Denise Pusateri's picture
Anonymous (not verified)

I am one of six teachers in my district this year that are finishing up our principal certification. We have the added pressure that we were educated in PA and currently teach in NY. Are the certifications going to reciprocate? We want to be principals and are in fact fighting over summer school time to complete internships. There are many teachers out there that will attempt the challenge of administration. Have current Administrators asked teachers to pursue certification? I look forward to becoming a leader in my district. We need to prepare our students for the 21st Century.

Dan's picture
Anonymous (not verified)

I was in my sixth year of teaching in a Catholic grade school and felt that it was time to make the leap over to administration. I think that my experience is common with many people in that my peers thought I was a 'fool' for wanting to get into the hot mess of the office. Boy were they wrong!

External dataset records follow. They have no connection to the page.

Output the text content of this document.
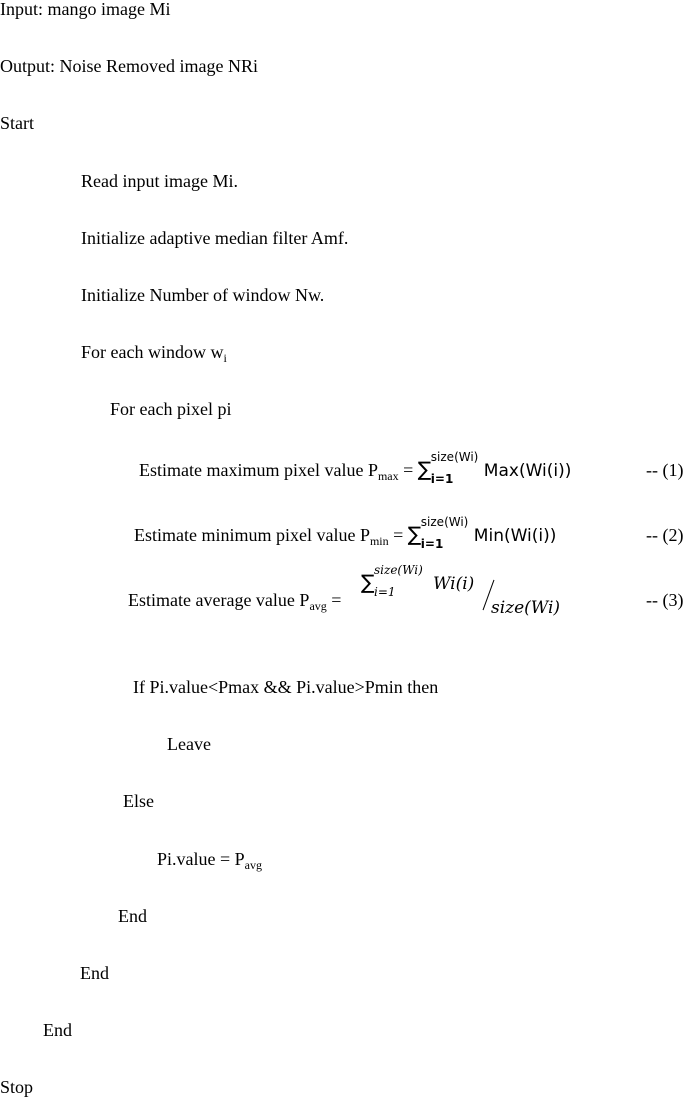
Input: mango image Mi
Output: Noise Removed image NRi
Start
Read input image Mi.
Initialize adaptive median filter Amf.
Initialize Number of window Nw.
For each window $w_i$
For each pixel pi
Estimate maximum pixel value $P_{max}$ = ∑ size(Wi)
i=1 Max(Wi(i))	-- (1)
Estimate minimum pixel value $P_{min}$ = ∑ size(Wi)
i=1 Min(Wi(i))	-- (2)
Estimate average value $P_{avg}$ =
∑ size(Wi)
i=1 Wi(i)
size(Wi)	-- (3)
If Pi.value<Pmax && Pi.value>Pmin then
Leave
Else
Pi.value = $P_{avg}$
End
End
End
Stop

I get to see the shifting and undulating currents of the school, PTA, and students. You do feel like the court jester at times, juggling fifteen or more balls, but at the end of the day, grading period or what ever you did the job well. Not just well, but rationally and with the aire of professionalism that people critisize school personnel of lacking.

Keep up the good fight!

Chris Howard Lacks's picture
Anonymous (not verified)

[quote]I too thought I was prepared for the job of school principal. I had taken many administrative courses, I had been put in charge of the school when the principal I worked for was out of the building and the school ran well while I was in charge.Then I got the job. Now it was my decisions that I had to work with not the ones set up by the other principal I worked for. As the fill in I only had to continue the work my principal set up. No one expected me to start anything new. No one who had a complaint would waste their time telling it to me. They knew that I would have to wait for the real principal to decide the issue. Never the less I thought I knew enough. :-)It didn't take long for me to learn that there is a vast difference between acting and being.Having said that, I loved the job. I think I really made a difference. The principal of a school is the most important person in that school. He or she sets the tone for the staff, students and parents. My superintendent said to me on my first day, "the job may kill you but never from boredom". no truer words were ever told to me.Good luck to those of you who are still willing to lead.[/quote]I would thank that the students were the most important thing....get off your soap box before you fall. The students are the most important...not you Mr. Principal...get off that soap box before you fall real hard... glad I don't work in your building

Cynthia Pilar's picture
Cynthia Pilar
doctoral student

Exemplary schools cannot exist without exemplary principals. The current job is unmanageable and we have to find ways to make it more attractive. The pipeline to the principalship is drying up. The MetLife study in Feb 2014 found that the majority of teachers reported they were "not at all interested" in becoming principals. Not surprising as they witness their own principal get thrown into a sink or swim situation. California as a thriving BTSA program for new teachers providing one-on-one mentoring and prof devt for the first three years. It's time we institutionalized a similar support program for principals. Principals are second only to teachers in their impact on student learning. They are worth our attention and investment.